The reform of the pharmaceutical legislation aims at harmonising submission and review of the risk assessment for GMO medicines with the clinical trial application procedure, resulting in aligned assessment timelines. Under the adopted proposal, separate national applications under the GMO Directives would no longer be required. Instead, a single application in the form of a GMO risk assessment would be submitted alongside the clinical trial application using the same portal, as an independent part of the application. The European Medicines Agency (EMA) Committee for Medicinal Products for Human Use (CHMP) would review the GMO risk assessment and provide a scientific opinion. If gaps in the risk assessment are identified, further information can then be requested, using a process that is harmonised with the timeline for questions arising from review of the clinical trial application. EMA would only consult with the national GMO competent authorities when an application contains a first-in-class product, or novel questions arise during the assessment. The proposal also details the content requirements of the GMO risk assessment, taking existing streamlining approaches such as common application forms and published risk assessments for more common GMO medicine product types5 into account. It also clarifies that local language translations should not be required. Furthermore, the current need to publicly communicate any GMO application under the DR framework to the EC (in the form of a ‘summary notification information format’ – SNIF6) would be removed for clinical trial applications for GMO medicines, and harmonised labelling requirements for GMO medicines are proposed.

The proposed updates, aimed at removing the fragmented national requirements and at streamlining inclusion of the GMO risk assessment into the harmonised clinical trial applications, are a welcome step towards an improved clinical trial framework for GMO medicines in the EU. The hope is that no additional national requirements would be required in future, and that the updates will allow a risk-proportionate approach especially for product categories with negligible environmental risks for which a lot of experience has been collected over the recent years.

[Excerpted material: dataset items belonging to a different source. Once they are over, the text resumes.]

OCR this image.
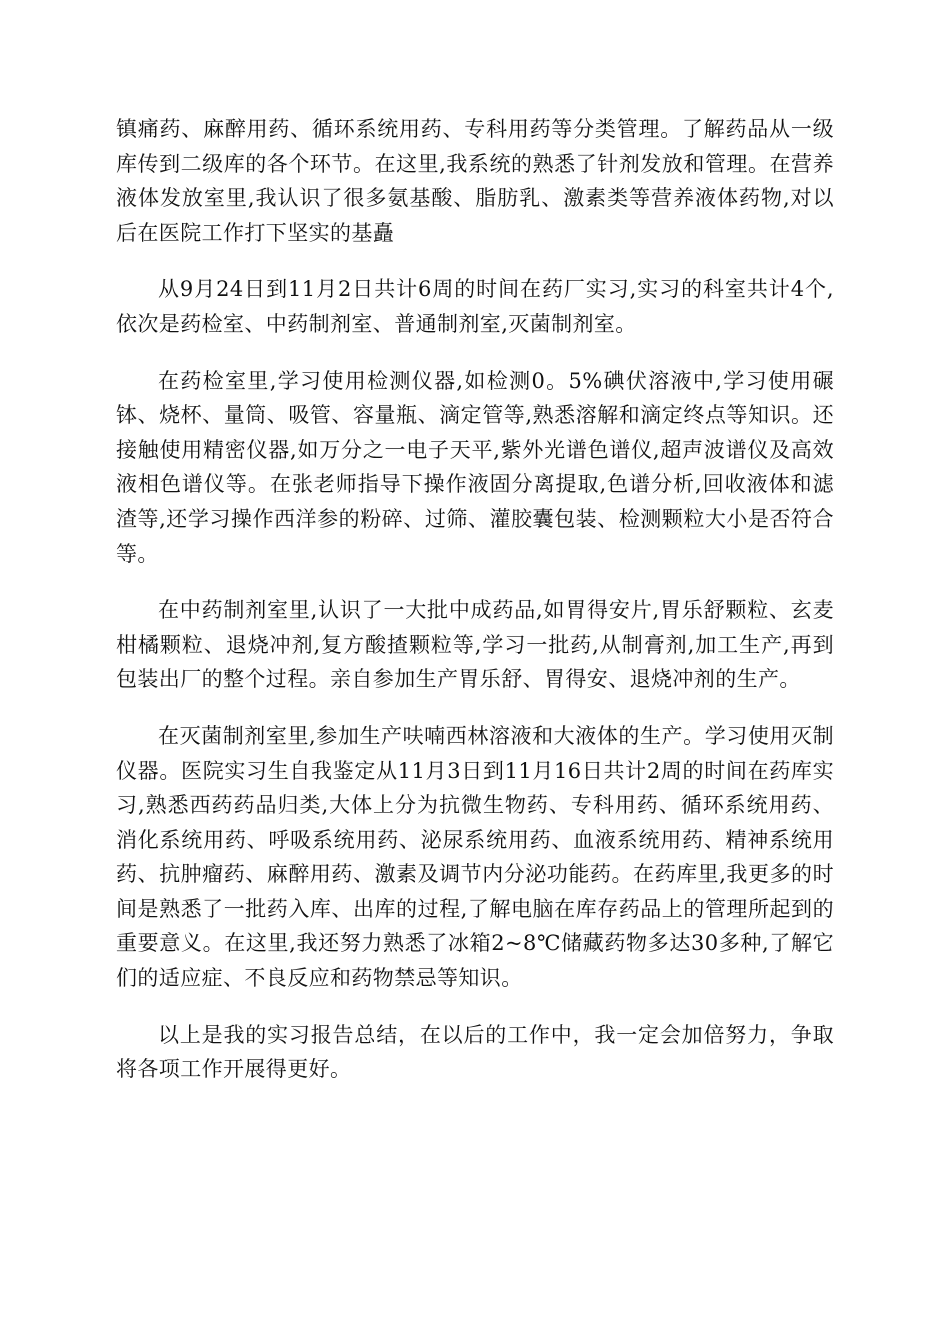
镇痛药、麻醉用药、循环系统用药、专科用药等分类管理。了解药品从一级库传到二级库的各个环节。在这里,我系统的熟悉了针剂发放和管理。在营养液体发放室里,我认识了很多氨基酸、脂肪乳、激素类等营养液体药物,对以后在医院工作打下坚实的基矗

从9月24日到11月2日共计6周的时间在药厂实习,实习的科室共计4个,依次是药检室、中药制剂室、普通制剂室,灭菌制剂室。

在药检室里,学习使用检测仪器,如检测0。5%碘伏溶液中,学习使用碾钵、烧杯、量筒、吸管、容量瓶、滴定管等,熟悉溶解和滴定终点等知识。还接触使用精密仪器,如万分之一电子天平,紫外光谱色谱仪,超声波谱仪及高效液相色谱仪等。在张老师指导下操作液固分离提取,色谱分析,回收液体和滤渣等,还学习操作西洋参的粉碎、过筛、灌胶囊包装、检测颗粒大小是否符合等。

在中药制剂室里,认识了一大批中成药品,如胃得安片,胃乐舒颗粒、玄麦柑橘颗粒、退烧冲剂,复方酸揸颗粒等,学习一批药,从制膏剂,加工生产,再到包装出厂的整个过程。亲自参加生产胃乐舒、胃得安、退烧冲剂的生产。

在灭菌制剂室里,参加生产呋喃西林溶液和大液体的生产。学习使用灭制仪器。医院实习生自我鉴定从11月3日到11月16日共计2周的时间在药库实习,熟悉西药药品归类,大体上分为抗微生物药、专科用药、循环系统用药、消化系统用药、呼吸系统用药、泌尿系统用药、血液系统用药、精神系统用药、抗肿瘤药、麻醉用药、激素及调节内分泌功能药。在药库里,我更多的时间是熟悉了一批药入库、出库的过程,了解电脑在库存药品上的管理所起到的重要意义。在这里,我还努力熟悉了冰箱2~8℃储藏药物多达30多种,了解它们的适应症、不良反应和药物禁忌等知识。

以上是我的实习报告总结，在以后的工作中，我一定会加倍努力，争取将各项工作开展得更好。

While the revised proposals still provide assurances that novel, innovative medicines in clinical trials are safe from an environmental risk perspective, a well-implemented harmonised approach could reduce unnecessary complexity and administrative burden, making clinical trial start-up timelines more competitive, and ultimately expedite patient access.

(1) European Commission. A pharmaceutical strategy for Europe. 25 November 2020. Link: Last accessed 19 October 2023.

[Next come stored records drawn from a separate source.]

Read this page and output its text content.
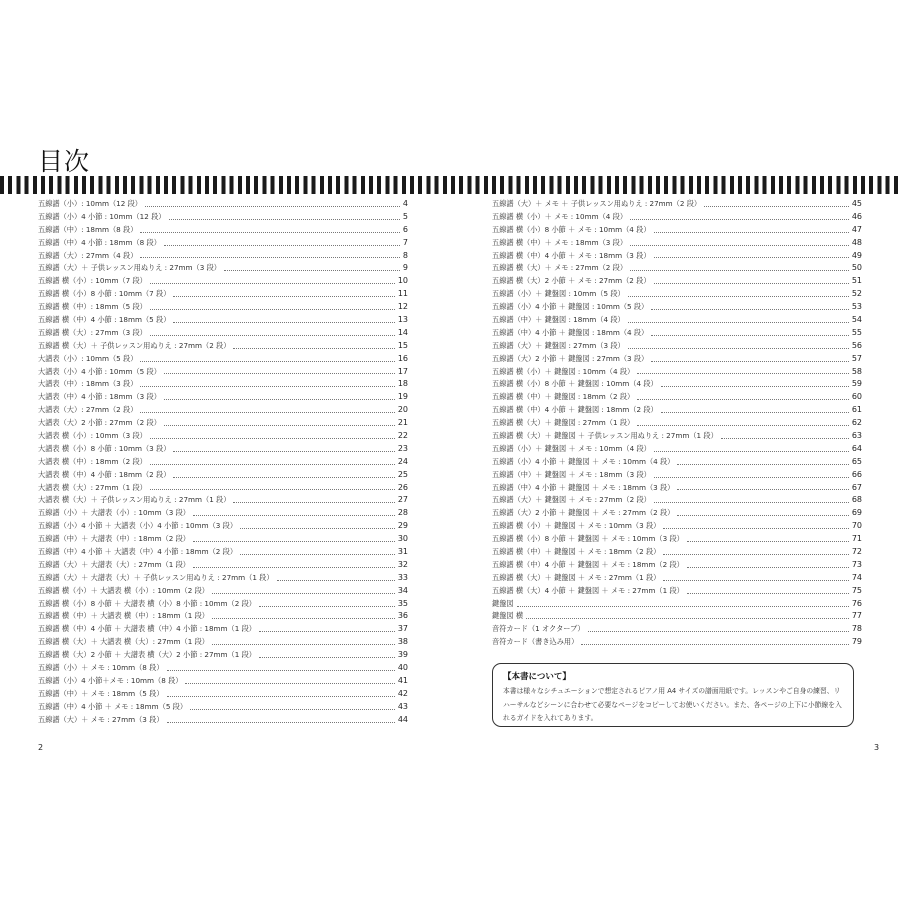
目次
五線譜（小）: 10mm（12 段）	4
五線譜（小）4 小節 : 10mm（12 段）	5
五線譜（中）: 18mm（8 段）	6
五線譜（中）4 小節 : 18mm（8 段）	7
五線譜（大）: 27mm（4 段）	8
五線譜（大）＋ 子供レッスン用ぬりえ : 27mm（3 段）	9
五線譜 横（小）: 10mm（7 段）	10
五線譜 横（小）8 小節 : 10mm（7 段）	11
五線譜 横（中）: 18mm（5 段）	12
五線譜 横（中）4 小節 : 18mm（5 段）	13
五線譜 横（大）: 27mm（3 段）	14
五線譜 横（大）＋ 子供レッスン用ぬりえ : 27mm（2 段）	15
大譜表（小）: 10mm（5 段）	16
大譜表（小）4 小節 : 10mm（5 段）	17
大譜表（中）: 18mm（3 段）	18
大譜表（中）4 小節 : 18mm（3 段）	19
大譜表（大）: 27mm（2 段）	20
大譜表（大）2 小節 : 27mm（2 段）	21
大譜表 横（小）: 10mm（3 段）	22
大譜表 横（小）8 小節 : 10mm（3 段）	23
大譜表 横（中）: 18mm（2 段）	24
大譜表 横（中）4 小節 : 18mm（2 段）	25
大譜表 横（大）: 27mm（1 段）	26
大譜表 横（大）＋ 子供レッスン用ぬりえ : 27mm（1 段）	27
五線譜（小）＋ 大譜表（小）: 10mm（3 段）	28
五線譜（小）4 小節 ＋ 大譜表（小）4 小節 : 10mm（3 段）	29
五線譜（中）＋ 大譜表（中）: 18mm（2 段）	30
五線譜（中）4 小節 ＋ 大譜表（中）4 小節 : 18mm（2 段）	31
五線譜（大）＋ 大譜表（大）: 27mm（1 段）	32
五線譜（大）＋ 大譜表（大）＋ 子供レッスン用ぬりえ : 27mm（1 段）	33
五線譜 横（小）＋ 大譜表 横（小）: 10mm（2 段）	34
五線譜 横（小）8 小節 ＋ 大譜表 横（小）8 小節 : 10mm（2 段）	35
五線譜 横（中）＋ 大譜表 横（中）: 18mm（1 段）	36
五線譜 横（中）4 小節 ＋ 大譜表 横（中）4 小節 : 18mm（1 段）	37
五線譜 横（大）＋ 大譜表 横（大）: 27mm（1 段）	38
五線譜 横（大）2 小節 ＋ 大譜表 横（大）2 小節 : 27mm（1 段）	39
五線譜（小）＋ メモ : 10mm（8 段）	40
五線譜（小）4 小節＋メモ : 10mm（8 段）	41
五線譜（中）＋ メモ : 18mm（5 段）	42
五線譜（中）4 小節 ＋ メモ : 18mm（5 段）	43
五線譜（大）＋ メモ : 27mm（3 段）	44
五線譜（大）＋ メモ ＋ 子供レッスン用ぬりえ : 27mm（2 段）	45
五線譜 横（小）＋ メモ : 10mm（4 段）	46
五線譜 横（小）8 小節 ＋ メモ : 10mm（4 段）	47
五線譜 横（中）＋ メモ : 18mm（3 段）	48
五線譜 横（中）4 小節 ＋ メモ : 18mm（3 段）	49
五線譜 横（大）＋ メモ : 27mm（2 段）	50
五線譜 横（大）2 小節 ＋ メモ : 27mm（2 段）	51
五線譜（小）＋ 鍵盤図 : 10mm（5 段）	52
五線譜（小）4 小節 ＋ 鍵盤図 : 10mm（5 段）	53
五線譜（中）＋ 鍵盤図 : 18mm（4 段）	54
五線譜（中）4 小節 ＋ 鍵盤図 : 18mm（4 段）	55
五線譜（大）＋ 鍵盤図 : 27mm（3 段）	56
五線譜（大）2 小節 ＋ 鍵盤図 : 27mm（3 段）	57
五線譜 横（小）＋ 鍵盤図 : 10mm（4 段）	58
五線譜 横（小）8 小節 ＋ 鍵盤図 : 10mm（4 段）	59
五線譜 横（中）＋ 鍵盤図 : 18mm（2 段）	60
五線譜 横（中）4 小節 ＋ 鍵盤図 : 18mm（2 段）	61
五線譜 横（大）＋ 鍵盤図 : 27mm（1 段）	62
五線譜 横（大）＋ 鍵盤図 ＋ 子供レッスン用ぬりえ : 27mm（1 段）	63
五線譜（小）＋ 鍵盤図 ＋ メモ : 10mm（4 段）	64
五線譜（小）4 小節 ＋ 鍵盤図 ＋ メモ : 10mm（4 段）	65
五線譜（中）＋ 鍵盤図 ＋ メモ : 18mm（3 段）	66
五線譜（中）4 小節 ＋ 鍵盤図 ＋ メモ : 18mm（3 段）	67
五線譜（大）＋ 鍵盤図 ＋ メモ : 27mm（2 段）	68
五線譜（大）2 小節 ＋ 鍵盤図 ＋ メモ : 27mm（2 段）	69
五線譜 横（小）＋ 鍵盤図 ＋ メモ : 10mm（3 段）	70
五線譜 横（小）8 小節 ＋ 鍵盤図 ＋ メモ : 10mm（3 段）	71
五線譜 横（中）＋ 鍵盤図 ＋ メモ : 18mm（2 段）	72
五線譜 横（中）4 小節 ＋ 鍵盤図 ＋ メモ : 18mm（2 段）	73
五線譜 横（大）＋ 鍵盤図 ＋ メモ : 27mm（1 段）	74
五線譜 横（大）4 小節 ＋ 鍵盤図 ＋ メモ : 27mm（1 段）	75
鍵盤図	76
鍵盤図 横	77
音符カード（1 オクターブ）	78
音符カード（書き込み用）	79

【本書について】

本書は様々なシチュエーションで想定されるピアノ用 A4 サイズの譜面用紙です。レッスンやご自身の練習、リハーサルなどシーンに合わせて必要なページをコピーしてお使いください。また、各ページの上下に小節線を入れるガイドを入れてあります。

2	3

(2) European Commission. Reform of the EU pharmaceutical legislation. 26 April 2023. Link: Last accessed 11 October 2023.

(3) European Commission. Have your say: Revision of the EU general pharmaceuticals legislation. Link: Last accessed 9 November 2023.

(4) Ruehle S, Omnes P, Parsley K, et al. Evolution of GMO requirements for innovative investigational medicinal products upon transition to the EU CTR. Regulatory Rapporteur, 2023;20(5).

(5) European Commission. Advanced Therapies. Link: Last accessed 19 October 2023.

(6) Pursuant to article 11 of Directive 2001/18/EC6 and published on the Council Decision 2002/813/EC. Link: Last accessed 19 October 2023.